Retrieval Augmented Generation
Retrieval-Augmented Generation (RAG) is an AI pattern that combines information retrieval with text generation to produce more accurate, contextually relevant, and up-to-date responses. Unlike standard Large Language Models (LLMs) that rely solely on their training data, RAG augments them with an external knowledge source—such as a database, vector store, or document repository—at query time. This ensures responses are grounded in factual, current, and domain-specific information.
Usefulness of RAG
- Improved Accuracy – Reduces hallucinations by grounding outputs in real documents.
- Domain Adaptability – Allows LLMs to work with organization-specific or proprietary knowledge without retraining.
- Freshness – Incorporates recent data without the need to re-train models.
- Explainability – Provides references to source documents for transparency.
- Efficiency – Eliminates the need to fine-tune large models for small updates.
Core Concepts (at a glance)
- Documents & Chunking - Long documents are split into chunks (e.g., 800–1,000 characters with 100–200 overlap) to improve recall and ranking.
- Embeddings - Text is converted to high-dimensional vectors; similar meanings imply nearby vectors.
- Vector Store - A database that stores embeddings and supports fast similarity search.
- Retriever - Given a user query (also embedded), finds the top-k most similar chunks.
- Prompt Construction - Retrieved chunks + instructions form the LLM prompt.

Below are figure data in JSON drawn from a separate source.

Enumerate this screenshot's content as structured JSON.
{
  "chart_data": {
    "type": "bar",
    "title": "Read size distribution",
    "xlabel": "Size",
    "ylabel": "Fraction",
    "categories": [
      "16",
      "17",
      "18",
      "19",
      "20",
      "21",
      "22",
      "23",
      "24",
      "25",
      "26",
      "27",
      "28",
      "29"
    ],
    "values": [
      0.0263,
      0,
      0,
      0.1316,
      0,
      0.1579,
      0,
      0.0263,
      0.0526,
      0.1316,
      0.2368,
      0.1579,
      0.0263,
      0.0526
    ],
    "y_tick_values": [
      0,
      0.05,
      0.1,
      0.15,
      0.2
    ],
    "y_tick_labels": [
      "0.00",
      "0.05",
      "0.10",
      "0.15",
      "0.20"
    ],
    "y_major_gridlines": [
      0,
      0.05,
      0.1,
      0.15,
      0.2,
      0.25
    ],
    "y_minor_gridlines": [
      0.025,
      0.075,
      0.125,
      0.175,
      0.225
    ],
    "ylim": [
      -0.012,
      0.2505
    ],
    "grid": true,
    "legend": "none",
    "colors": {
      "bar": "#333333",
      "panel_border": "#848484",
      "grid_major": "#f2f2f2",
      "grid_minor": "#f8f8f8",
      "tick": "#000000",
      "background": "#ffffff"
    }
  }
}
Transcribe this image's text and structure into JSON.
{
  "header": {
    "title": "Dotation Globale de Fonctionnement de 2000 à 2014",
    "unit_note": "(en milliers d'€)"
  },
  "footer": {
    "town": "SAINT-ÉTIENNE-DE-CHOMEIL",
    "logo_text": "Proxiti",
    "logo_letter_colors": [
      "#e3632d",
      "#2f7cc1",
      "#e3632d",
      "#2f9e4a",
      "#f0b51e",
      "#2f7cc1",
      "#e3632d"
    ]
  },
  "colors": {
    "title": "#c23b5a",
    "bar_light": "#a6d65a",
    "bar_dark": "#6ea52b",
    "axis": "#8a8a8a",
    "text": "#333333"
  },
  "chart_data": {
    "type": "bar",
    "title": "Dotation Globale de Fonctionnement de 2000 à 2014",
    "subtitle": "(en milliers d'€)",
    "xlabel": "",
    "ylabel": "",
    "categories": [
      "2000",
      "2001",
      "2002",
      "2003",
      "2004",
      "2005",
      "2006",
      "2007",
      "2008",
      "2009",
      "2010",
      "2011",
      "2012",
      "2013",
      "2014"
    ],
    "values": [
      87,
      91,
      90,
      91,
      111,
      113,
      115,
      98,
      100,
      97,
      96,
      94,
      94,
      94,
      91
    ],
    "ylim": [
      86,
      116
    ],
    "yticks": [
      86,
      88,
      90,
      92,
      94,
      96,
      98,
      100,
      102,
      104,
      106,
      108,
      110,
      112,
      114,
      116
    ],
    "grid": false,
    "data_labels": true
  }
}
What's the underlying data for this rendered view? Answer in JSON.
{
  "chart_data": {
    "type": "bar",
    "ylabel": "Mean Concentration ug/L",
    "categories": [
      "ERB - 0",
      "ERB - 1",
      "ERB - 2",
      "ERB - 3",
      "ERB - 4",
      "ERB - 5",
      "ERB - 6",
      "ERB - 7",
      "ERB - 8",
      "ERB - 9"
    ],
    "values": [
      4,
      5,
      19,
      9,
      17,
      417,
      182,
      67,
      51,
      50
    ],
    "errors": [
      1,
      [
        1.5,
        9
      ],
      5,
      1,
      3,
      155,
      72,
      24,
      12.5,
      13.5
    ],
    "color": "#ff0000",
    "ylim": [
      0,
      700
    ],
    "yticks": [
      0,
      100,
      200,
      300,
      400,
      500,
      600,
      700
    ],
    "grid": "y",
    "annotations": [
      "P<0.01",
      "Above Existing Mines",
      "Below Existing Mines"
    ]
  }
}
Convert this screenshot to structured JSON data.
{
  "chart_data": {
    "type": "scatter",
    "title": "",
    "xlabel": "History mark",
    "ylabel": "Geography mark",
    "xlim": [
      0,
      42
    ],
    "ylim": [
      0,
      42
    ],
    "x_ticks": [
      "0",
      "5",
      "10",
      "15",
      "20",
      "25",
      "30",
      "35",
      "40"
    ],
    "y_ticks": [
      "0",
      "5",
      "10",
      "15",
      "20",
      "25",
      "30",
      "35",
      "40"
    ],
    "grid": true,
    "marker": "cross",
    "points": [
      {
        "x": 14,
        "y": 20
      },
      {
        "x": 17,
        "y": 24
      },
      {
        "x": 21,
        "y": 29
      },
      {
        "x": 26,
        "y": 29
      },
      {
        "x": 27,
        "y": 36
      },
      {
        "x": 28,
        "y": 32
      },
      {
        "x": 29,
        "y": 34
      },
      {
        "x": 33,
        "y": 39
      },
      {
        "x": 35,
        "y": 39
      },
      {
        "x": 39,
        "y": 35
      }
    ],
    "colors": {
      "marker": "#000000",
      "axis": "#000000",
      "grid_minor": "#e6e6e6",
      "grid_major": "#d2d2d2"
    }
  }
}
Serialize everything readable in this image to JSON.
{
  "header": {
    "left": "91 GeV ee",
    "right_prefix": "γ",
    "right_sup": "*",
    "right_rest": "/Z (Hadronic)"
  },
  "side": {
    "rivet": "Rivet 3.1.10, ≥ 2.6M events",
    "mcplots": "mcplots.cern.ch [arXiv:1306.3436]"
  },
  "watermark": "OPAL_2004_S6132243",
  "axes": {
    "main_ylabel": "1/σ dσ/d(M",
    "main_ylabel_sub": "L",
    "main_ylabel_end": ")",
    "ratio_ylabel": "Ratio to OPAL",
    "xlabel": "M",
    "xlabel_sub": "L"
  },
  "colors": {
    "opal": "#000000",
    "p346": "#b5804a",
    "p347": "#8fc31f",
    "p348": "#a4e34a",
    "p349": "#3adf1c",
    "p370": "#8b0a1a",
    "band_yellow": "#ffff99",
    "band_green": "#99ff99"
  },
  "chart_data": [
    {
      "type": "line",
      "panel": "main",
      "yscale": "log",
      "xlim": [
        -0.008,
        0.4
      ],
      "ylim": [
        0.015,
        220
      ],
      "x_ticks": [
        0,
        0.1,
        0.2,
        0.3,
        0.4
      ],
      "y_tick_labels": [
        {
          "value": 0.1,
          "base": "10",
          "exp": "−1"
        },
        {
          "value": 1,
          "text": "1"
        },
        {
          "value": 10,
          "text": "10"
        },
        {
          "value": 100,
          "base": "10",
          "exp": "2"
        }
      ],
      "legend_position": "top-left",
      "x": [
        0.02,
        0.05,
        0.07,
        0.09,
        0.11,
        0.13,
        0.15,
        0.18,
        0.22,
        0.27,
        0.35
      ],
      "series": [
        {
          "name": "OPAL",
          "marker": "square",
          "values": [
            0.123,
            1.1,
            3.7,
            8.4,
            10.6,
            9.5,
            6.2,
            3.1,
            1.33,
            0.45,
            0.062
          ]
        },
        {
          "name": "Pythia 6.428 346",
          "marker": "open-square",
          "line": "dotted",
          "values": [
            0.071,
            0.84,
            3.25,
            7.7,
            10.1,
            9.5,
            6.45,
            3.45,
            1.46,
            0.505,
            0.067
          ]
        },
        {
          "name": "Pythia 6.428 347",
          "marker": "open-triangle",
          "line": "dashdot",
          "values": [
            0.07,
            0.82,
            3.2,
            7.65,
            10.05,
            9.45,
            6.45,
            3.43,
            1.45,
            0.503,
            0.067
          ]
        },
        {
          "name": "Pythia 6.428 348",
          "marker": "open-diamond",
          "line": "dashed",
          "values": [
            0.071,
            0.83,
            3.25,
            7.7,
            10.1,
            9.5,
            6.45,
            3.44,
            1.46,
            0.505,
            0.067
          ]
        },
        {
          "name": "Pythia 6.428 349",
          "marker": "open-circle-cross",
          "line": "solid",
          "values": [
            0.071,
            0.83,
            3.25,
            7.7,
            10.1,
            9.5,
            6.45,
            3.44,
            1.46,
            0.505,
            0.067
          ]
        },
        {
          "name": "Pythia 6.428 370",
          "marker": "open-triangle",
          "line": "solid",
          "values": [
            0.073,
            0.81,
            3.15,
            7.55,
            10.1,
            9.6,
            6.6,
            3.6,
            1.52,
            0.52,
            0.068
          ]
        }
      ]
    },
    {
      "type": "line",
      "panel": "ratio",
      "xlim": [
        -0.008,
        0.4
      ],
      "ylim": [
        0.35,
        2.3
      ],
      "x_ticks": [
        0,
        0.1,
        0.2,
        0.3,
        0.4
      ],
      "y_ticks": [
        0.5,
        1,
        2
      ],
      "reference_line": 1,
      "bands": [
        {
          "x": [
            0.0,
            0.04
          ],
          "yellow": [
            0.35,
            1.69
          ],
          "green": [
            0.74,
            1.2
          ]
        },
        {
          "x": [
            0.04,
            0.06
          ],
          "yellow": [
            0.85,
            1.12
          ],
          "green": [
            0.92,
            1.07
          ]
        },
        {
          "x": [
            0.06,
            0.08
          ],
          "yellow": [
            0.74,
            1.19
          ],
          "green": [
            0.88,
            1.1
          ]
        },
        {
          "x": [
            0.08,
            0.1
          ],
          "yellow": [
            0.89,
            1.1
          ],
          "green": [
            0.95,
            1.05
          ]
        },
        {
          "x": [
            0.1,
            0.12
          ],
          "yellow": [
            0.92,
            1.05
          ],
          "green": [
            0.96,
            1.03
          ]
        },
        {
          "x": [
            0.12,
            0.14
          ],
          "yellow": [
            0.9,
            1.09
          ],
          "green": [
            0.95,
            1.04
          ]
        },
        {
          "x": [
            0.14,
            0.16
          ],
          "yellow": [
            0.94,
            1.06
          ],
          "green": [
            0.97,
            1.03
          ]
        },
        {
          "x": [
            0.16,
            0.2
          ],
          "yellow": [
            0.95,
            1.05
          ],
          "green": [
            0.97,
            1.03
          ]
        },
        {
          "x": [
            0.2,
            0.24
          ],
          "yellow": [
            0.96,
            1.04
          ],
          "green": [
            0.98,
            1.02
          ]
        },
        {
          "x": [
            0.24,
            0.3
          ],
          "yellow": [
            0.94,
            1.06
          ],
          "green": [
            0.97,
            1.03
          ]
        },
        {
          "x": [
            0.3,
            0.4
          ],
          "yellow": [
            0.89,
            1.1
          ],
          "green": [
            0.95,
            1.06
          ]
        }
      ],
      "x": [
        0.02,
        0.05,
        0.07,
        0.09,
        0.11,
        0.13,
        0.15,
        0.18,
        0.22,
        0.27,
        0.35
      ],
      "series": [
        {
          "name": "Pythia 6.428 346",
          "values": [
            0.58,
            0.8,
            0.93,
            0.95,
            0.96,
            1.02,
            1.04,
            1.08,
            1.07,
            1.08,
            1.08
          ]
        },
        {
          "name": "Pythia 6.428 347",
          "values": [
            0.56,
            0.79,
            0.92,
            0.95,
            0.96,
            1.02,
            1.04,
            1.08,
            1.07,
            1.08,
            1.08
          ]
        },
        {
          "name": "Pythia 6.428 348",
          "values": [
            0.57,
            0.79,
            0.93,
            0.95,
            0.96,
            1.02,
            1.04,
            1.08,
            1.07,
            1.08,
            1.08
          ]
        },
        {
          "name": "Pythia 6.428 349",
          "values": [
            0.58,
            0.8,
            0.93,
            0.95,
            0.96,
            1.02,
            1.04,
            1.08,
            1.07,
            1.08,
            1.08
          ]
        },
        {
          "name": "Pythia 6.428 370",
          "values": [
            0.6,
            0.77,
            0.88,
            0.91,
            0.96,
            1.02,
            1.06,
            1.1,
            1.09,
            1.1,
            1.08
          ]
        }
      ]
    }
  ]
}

- Generation & Citation - LLM produces an answer and (ideally) references the retrieved sources.
RAG extension in AI Cloud
The RAG Extension brings retrieval directly into your Altair AI Cloud workflows. It lets you connect LLM-powered operators to external knowledge with minimal glue code.
Vector Stores
- Supported: Qdrant.
- Connection: Provide host/URL, port, API key, and TLS settings. Save as a reusable Connection in AI Cloud.
Embeddings
- Built-in models: Altair AI Cloud includes pre-built embedding models for common use cases.
- Custom models: You can register custom ONNX embedding models to meet domain or compliance needs.
The RAG extension provides different operators to create a collection, delete a collection, retrieve and insert data from the vector stores.
Operator | Purpose |
---|---|
Create Collection | Create a new collection (index) in Qdrant. |
Delete Collection | Drop an existing collection. |
Insert Documents | Upsert vectors + payloads into a collection. |
Retrieve Documents | Similarity search with configurable top-k and score threshold. |
Create Embeddings | Convert text columns (and queries) into vector columns. |
Examples
Ingestion workflow
To better understand how to build RAG pipelines, let’s run through an example workflow for inserting the data into a vector store. See the workflow example below:
-
Read source content.
Use Read Document to load a PDF (or other files) → a table/ExampleSet with a text column.
-
Chunk/Split (optional but recommended).
If your document is long, split text into chunks (size ~800–1,000 chars; overlap 100–200).
-
Embed.
Apply Create Embeddings on the text (or chunk) column using your selected embedding model to create an IOObject.
-
Insert.
Use Insert Documents to upsert vectors into the vector store.
Retrieval-and-Generation Workflow
-
Create the query.
Use Create ExampleSet with a single row/column query (e.g., “Summarize refund policy deadlines.”).
-
Embed the query.
Apply Create Embeddings using the same embedding model as indexing.
-
Retrieve.
Call Retrieve Documents on your collection. Configure the number of results (start with 5–8).
-
Prompt the LLM.
Use Prompt to compose the system/user instructions and inject retrieved chunks.